465
91
4
Computer Science
Computer Vision and Pattern Recognition
Zijian Li1, Yan Wang1, Bowen Guan1, JianKai Yin1
Facial Expression Recognition has a wide application prospect in social robotics, health care, driver fatigue monitoring, and many other practical scenarios. Automatic recognition of facial expressions has been extensively studied by the Computer Vision research society. But Facial Expression Recognition in real-world is still a challenging task, partially due to the long-tailed distribution of the dataset. Many recent studies use data augmentation for Long-Tailed Recognition tasks. In this paper, we propose a novel semantic augmentation method. By introducing randomness into the encoding of the source data in the latent space of VAE-GAN, new samples are generated. Then, for facial expression recognition in RAF-DB dataset, we use our augmentation method to balance the long-tailed distribution. Our method can be used in not only FER tasks, but also more diverse data-hungry scenarios.
Correspondence: papers@team.qeios.com — Qeios will forward to the authors
Facial Expression Recognition. Facial expressions are one of the most natural, ubiquitous and fundamental signals for humans to express emotional states and intentions. They could be used as powerful analysis cues in many scenarios. Facial Expression Recognition (FER) is the technology of identifying the expressions contained in the input emotion-related facial pictures. With the evolution of intelligent healthcare, smart- home, and man-machine interactive systems, FER has attracted more and more research interests. With the development of more and more powerful artificial neural networks, various works have successfully applied convolutional neural networks (CNN) and Attention Mechanisms to FER tasks[1][2][3][4][5][6]. EAC method utilizes filp semantic consistency of facial images to suppress noisy samples[1]. DeRL deposits expressions from mid-layers of a de-expression GAN[3]. DACL adaptively weights feature dimensions for center loss[4]. IF-GAN generates identity-free images for recognition[5].

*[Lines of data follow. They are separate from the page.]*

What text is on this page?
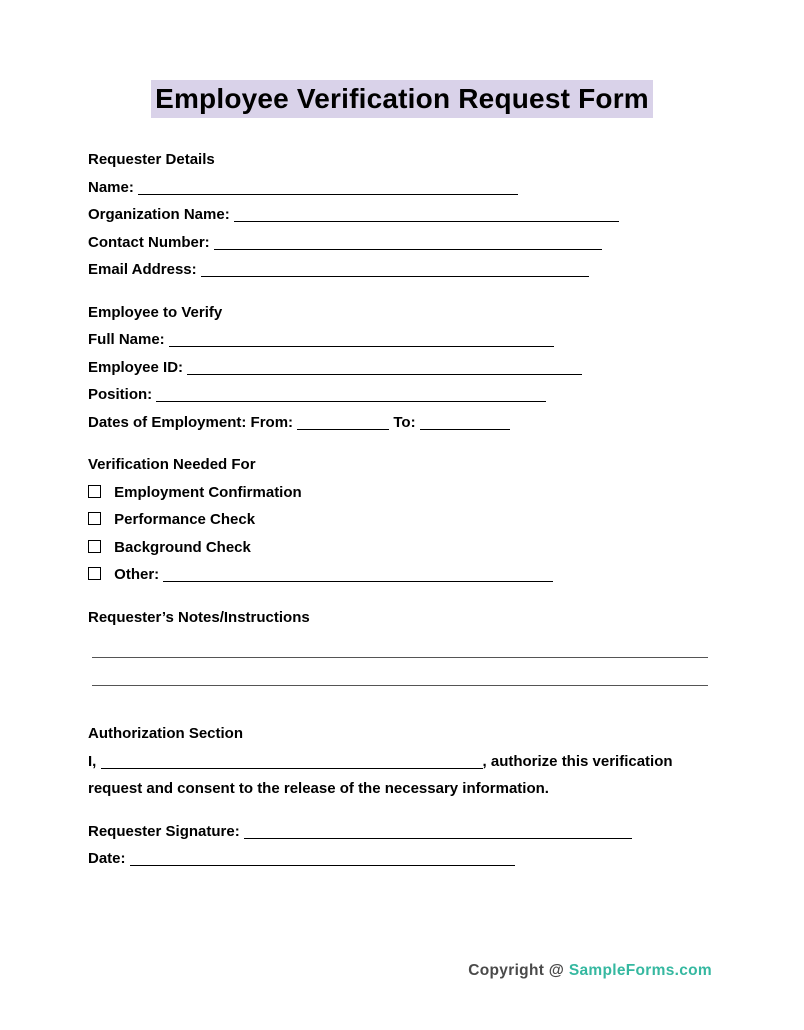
Employee Verification Request Form

Requester Details

Name:

Organization Name:

Contact Number:

Email Address:

Employee to Verify

Full Name:

Employee ID:

Position:

Dates of Employment: From:	To:

Verification Needed For

Employment Confirmation

Performance Check

Background Check

Other:

Requester’s Notes/Instructions

Authorization Section

I,	, authorize this verification

request and consent to the release of the necessary information.

Requester Signature:

Date:

Copyright @ SampleForms.com
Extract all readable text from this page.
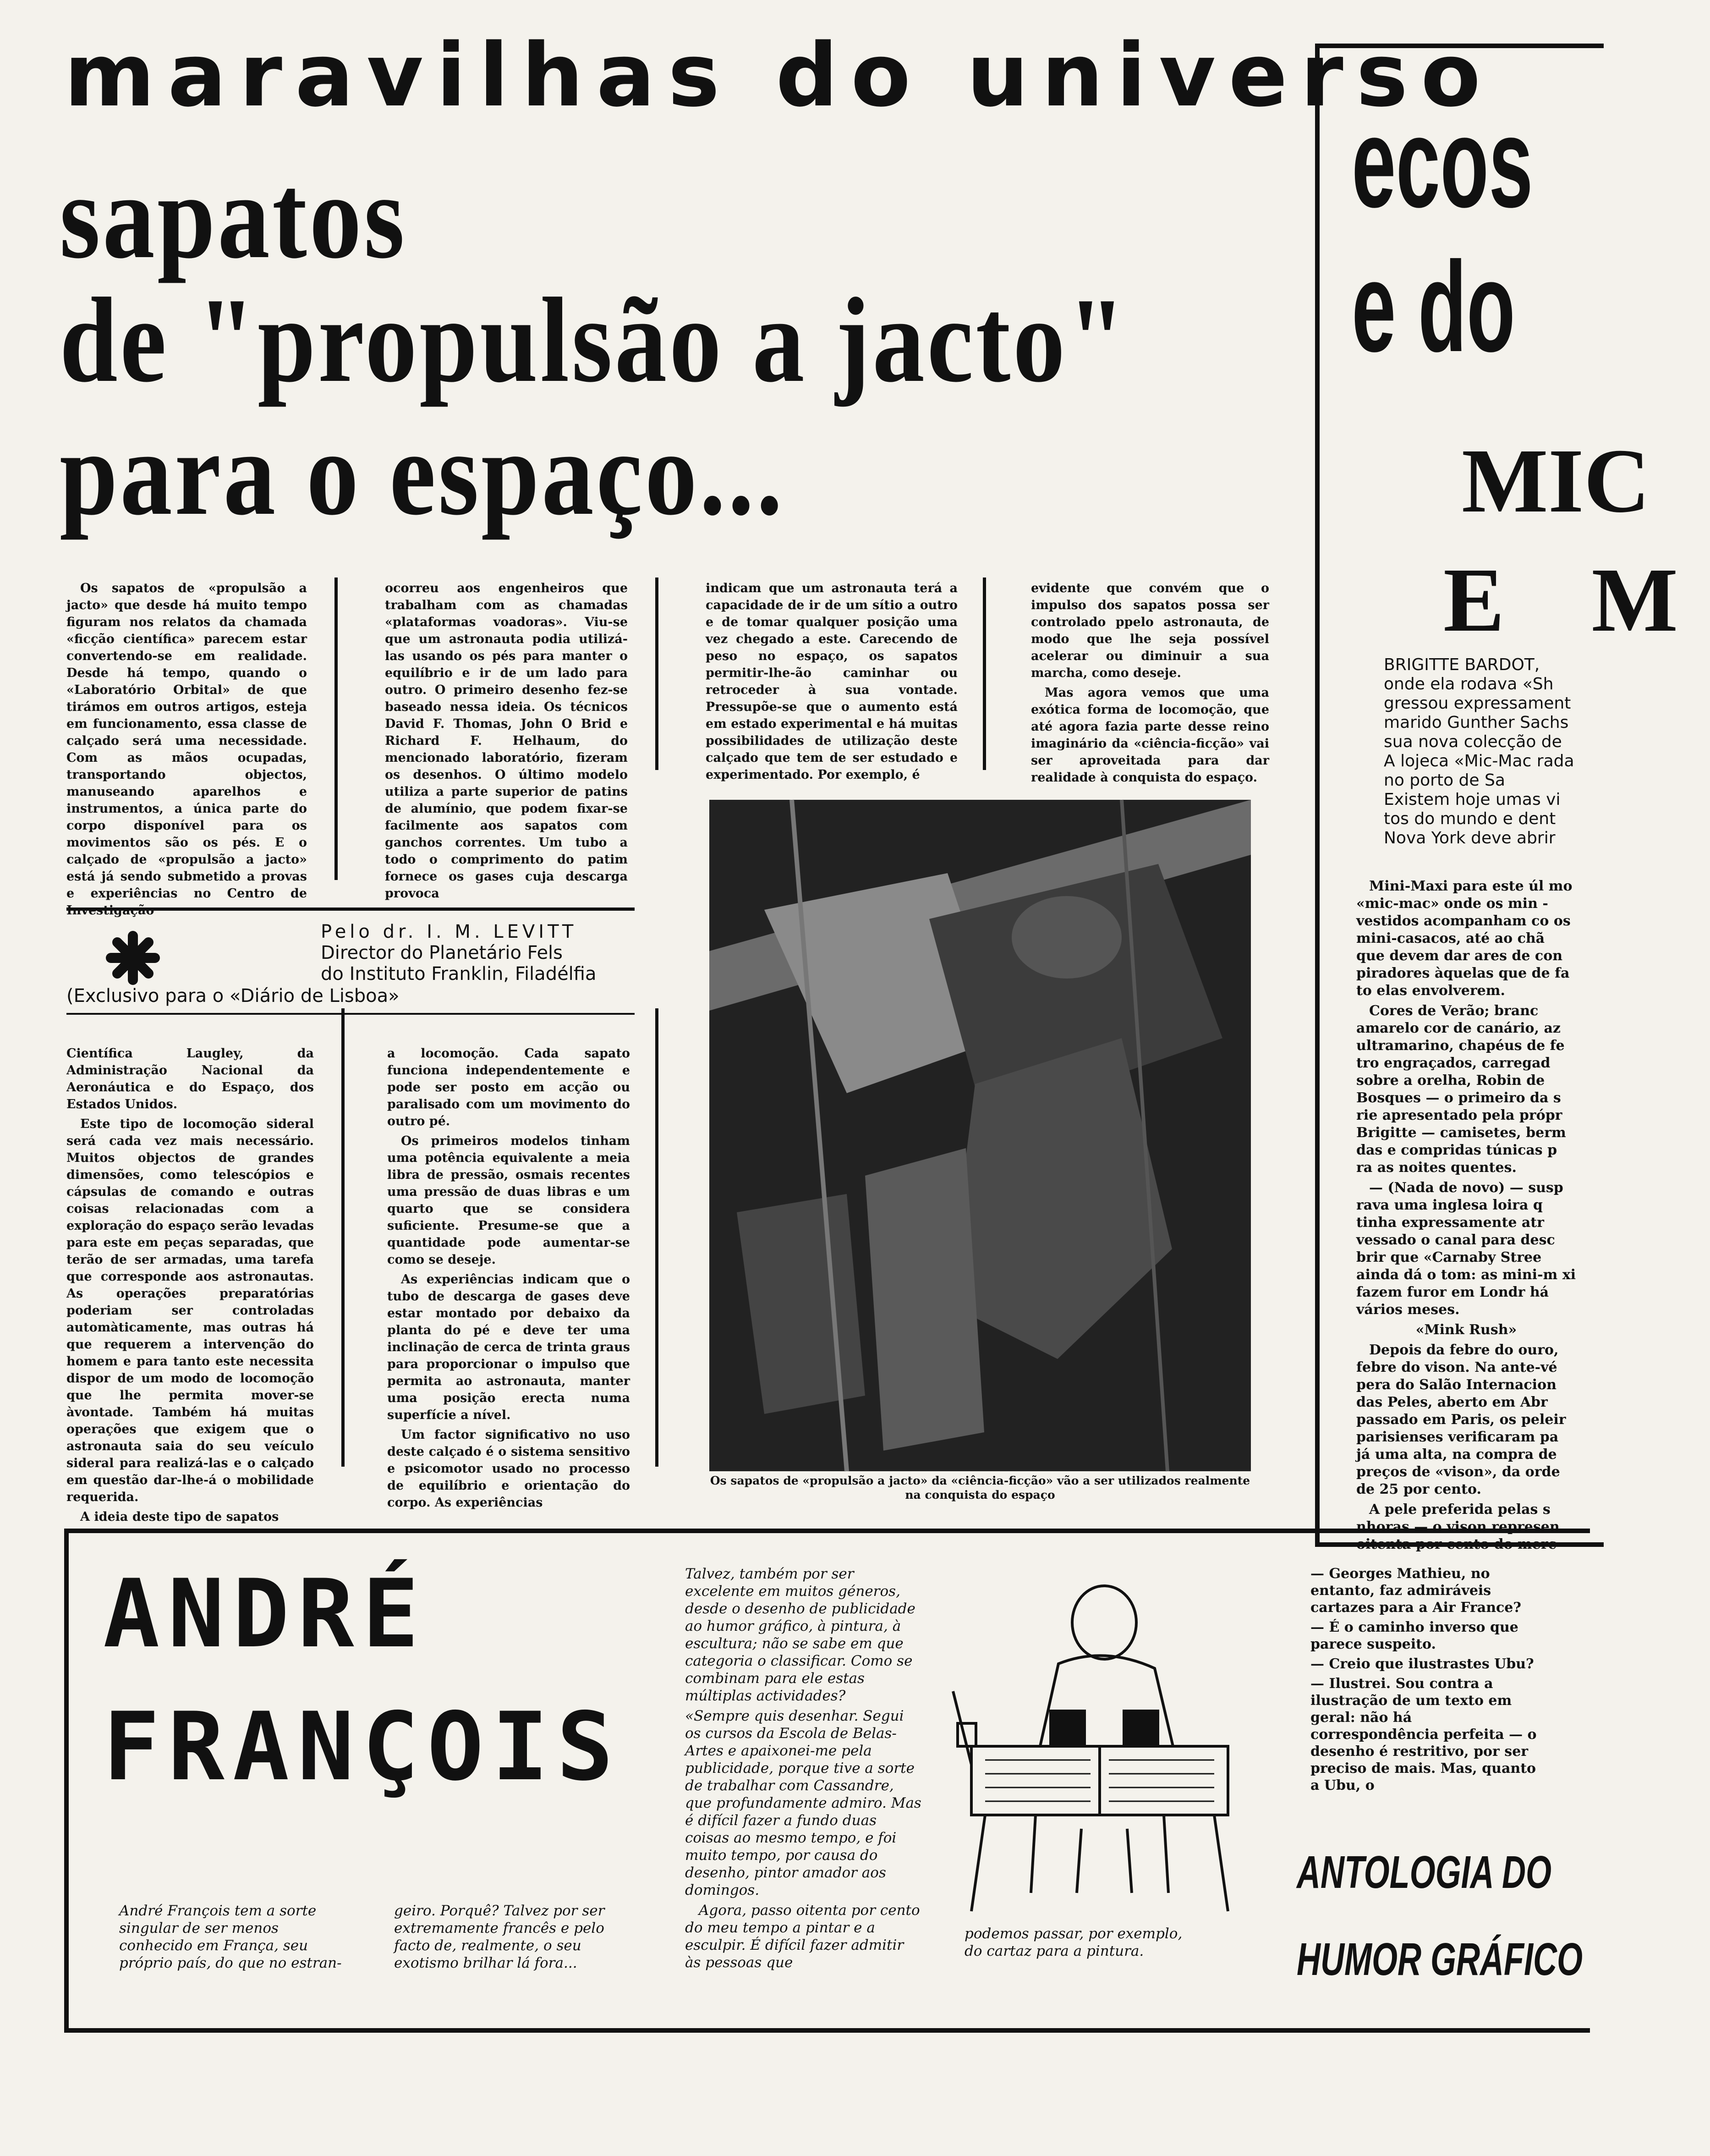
maravilhas do universo
sapatos
de "propulsão a jacto"
para o espaço...

Os sapatos de «propulsão a jacto» que desde há muito tempo figuram nos relatos da chamada «ficção científica» parecem estar convertendo-se em realidade. Desde há tempo, quando o «Laboratório Orbital» de que tirámos em outros artigos, esteja em funcionamento, essa classe de calçado será uma necessidade. Com as mãos ocupadas, transportando objectos, manuseando aparelhos e instrumentos, a única parte do corpo disponível para os movimentos são os pés. E o calçado de «propulsão a jacto» está já sendo submetido a provas e experiências no Centro de

ocorreu aos engenheiros que trabalham com as chamadas «plataformas voadoras». Viu-se que um astronauta podia utilizá-las usando os pés para manter o equilíbrio e ir de um lado para outro. O primeiro desenho fez-se baseado nessa ideia. Os técnicos David F. Thomas, John O Brid e Richard F. Helhaum, do mencionado laboratório, fizeram os desenhos. O último modelo utiliza a parte superior de patins de alumínio, que podem fixar-se facilmente aos sapatos com ganchos correntes. Um tubo a todo o comprimento do patim fornece os gases cuja descarga provoca

indicam que um astronauta terá a capacidade de ir de um sítio a outro e de tomar qualquer posição uma vez chegado a este. Carecendo de peso no espaço, os sapatos permitir-lhe-ão caminhar ou retroceder à sua vontade. Pressupõe-se que o aumento está em estado experimental e há muitas possibilidades de utilização deste calçado que tem de ser estudado e experimentado. Por exemplo, é

evidente que convém que o impulso dos sapatos possa ser controlado ppelo astronauta, de modo que lhe seja possível acelerar ou diminuir a sua marcha, como deseje.

Mas agora vemos que uma exótica forma de locomoção, que até agora fazia parte desse reino imaginário da «ciência-ficção» vai ser aproveitada para dar realidade à conquista do espaço.

Pelo dr. I. M. LEVITT
Director do Planetário Fels
do Instituto Franklin, Filadélfia
(Exclusivo para o «Diário de Lisboa»

Científica Laugley, da Administração Nacional da Aeronáutica e do Espaço, dos Estados Unidos.

Este tipo de locomoção sideral será cada vez mais necessário. Muitos objectos de grandes dimensões, como telescópios e cápsulas de comando e outras coisas relacionadas com a exploração do espaço serão levadas para este em peças separadas, que terão de ser armadas, uma tarefa que corresponde aos astronautas. As operações preparatórias poderiam ser controladas automàticamente, mas outras há que requerem a intervenção do homem e para tanto este necessita dispor de um modo de locomoção que lhe permita mover-se àvontade. Também há muitas operações que exigem que o astronauta saia do seu veículo sideral para realizá-las e o calçado em questão dar-lhe-á o mobilidade requerida.

A ideia deste tipo de sapatos

a locomoção. Cada sapato funciona independentemente e pode ser posto em acção ou paralisado com um movimento do outro pé.

Os primeiros modelos tinham uma potência equivalente a meia libra de pressão, osmais recentes uma pressão de duas libras e um quarto que se considera suficiente. Presume-se que a quantidade pode aumentar-se como se deseje.

As experiências indicam que o tubo de descarga de gases deve estar montado por debaixo da planta do pé e deve ter uma inclinação de cerca de trinta graus para proporcionar o impulso que permita ao astronauta, manter uma posição erecta numa superfície a nível.

Um factor significativo no uso deste calçado é o sistema sensitivo e psicomotor usado no processo de equilíbrio e orientação do corpo. As experiências

Os sapatos de «propulsão a jacto» da «ciência-ficção» vão a ser utilizados realmente na conquista do espaço
ecos
e do
MIC
E M
BRIGITTE BARDOT, onde ela rodava «Sh gressou expressament marido Gunther Sachs sua nova colecção de A lojeca «Mic-Mac rada no porto de Sa Existem hoje umas vi tos do mundo e dent Nova York deve abrir

Mini-Maxi para este úl mo «mic-mac» onde os min -vestidos acompanham co os mini-casacos, até ao chã que devem dar ares de con piradores àquelas que de fa to elas envolverem.

Cores de Verão; branc amarelo cor de canário, az ultramarino, chapéus de fe tro engraçados, carregad sobre a orelha, Robin de Bosques — o primeiro da s rie apresentado pela própr Brigitte — camisetes, berm das e compridas túnicas p ra as noites quentes.

— (Nada de novo) — susp rava uma inglesa loira q tinha expressamente atr vessado o canal para desc brir que «Carnaby Stree ainda dá o tom: as mini-m xi fazem furor em Londr há vários meses.

«Mink Rush»

Depois da febre do ouro, febre do vison. Na ante-vé pera do Salão Internacion das Peles, aberto em Abr passado em Paris, os peleir parisienses verificaram pa já uma alta, na compra de preços de «vison», da orde de 25 por cento.

A pele preferida pelas s nhoras — o vison represen oitenta por cento do merc

ANDRÉ
FRANÇOIS
André François tem a sorte singular de ser menos conhecido em França, seu próprio país, do que no estran-
geiro. Porquê? Talvez por ser extremamente francês e pelo facto de, realmente, o seu exotismo brilhar lá fora...

Talvez, também por ser excelente em muitos géneros, desde o desenho de publicidade ao humor gráfico, à pintura, à escultura; não se sabe em que categoria o classificar. Como se combinam para ele estas múltiplas actividades?

«Sempre quis desenhar. Segui os cursos da Escola de Belas-Artes e apaixonei-me pela publicidade, porque tive a sorte de trabalhar com Cassandre, que profundamente admiro. Mas é difícil fazer a fundo duas coisas ao mesmo tempo, e foi muito tempo, por causa do desenho, pintor amador aos domingos.

Agora, passo oitenta por cento do meu tempo a pintar e a esculpir. É difícil fazer admitir às pessoas que

podemos passar, por exemplo, do cartaz para a pintura.

— Georges Mathieu, no entanto, faz admiráveis cartazes para a Air France?

— É o caminho inverso que parece suspeito.

— Creio que ilustrastes Ubu?

— Ilustrei. Sou contra a ilustração de um texto em geral: não há correspondência perfeita — o desenho é restritivo, por ser preciso de mais. Mas, quanto a Ubu, o

ANTOLOGIA DO
HUMOR GRÁFICO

Although in many lab-collected FER datasets, the recognition accuracy can be as high as 96.8% even several years ago[7], for many in-the-wild FER tasks, the state-of-the- art approaches are far more than satisfying. One key reason is that in-the-wild FER datasets, e.g. FER2013, Affectnet[8], SFEW[9], and RAF-DB[10], tend to be very imbalanced and suffer from the well-known Long-Tailed Recognition (LTR) problem. Fig. 1 shows the number of samples in each class of the RAF-DB dataset. Other datasets share similar distribution patterns.
In real-world applications, detecting abnormal expressions, such as anxiety and fear, is generally considered more important. But the difficulty of collecting abnormal expressions often results in a long-tailed distribution characteristic of FER tasks dataset. And as for currently dominant data-driven FER approaches, the long-tailed data leads to low recognition accuracy of rare expressions.
Long-Tailed Recognition. LTR problem is prevalent in many computer vision tasks. There are many existing methods to alleviate its influence. TADE aggregates inferences from diverse experts for test-agnostic Long-Tailed Recognition[11]. A recent study shows that weight balancing of output layers can alleviate the long tail problem[12]. Cost-Sensitive Weighting, Representation Learning, and many other techniques all find their spots in solving LTR problems[13]. But the most intuitive, widely used solution for LTR is trying to balance different categories of data. Over-sampling and under-sampling are probably the most common and easy-to- conduct options. However, when tail classes are too small, over/under-sampling may easily lead to severe over-fitting. Also aiming to balance the training data, some data augmentation techniques have been proven more effective.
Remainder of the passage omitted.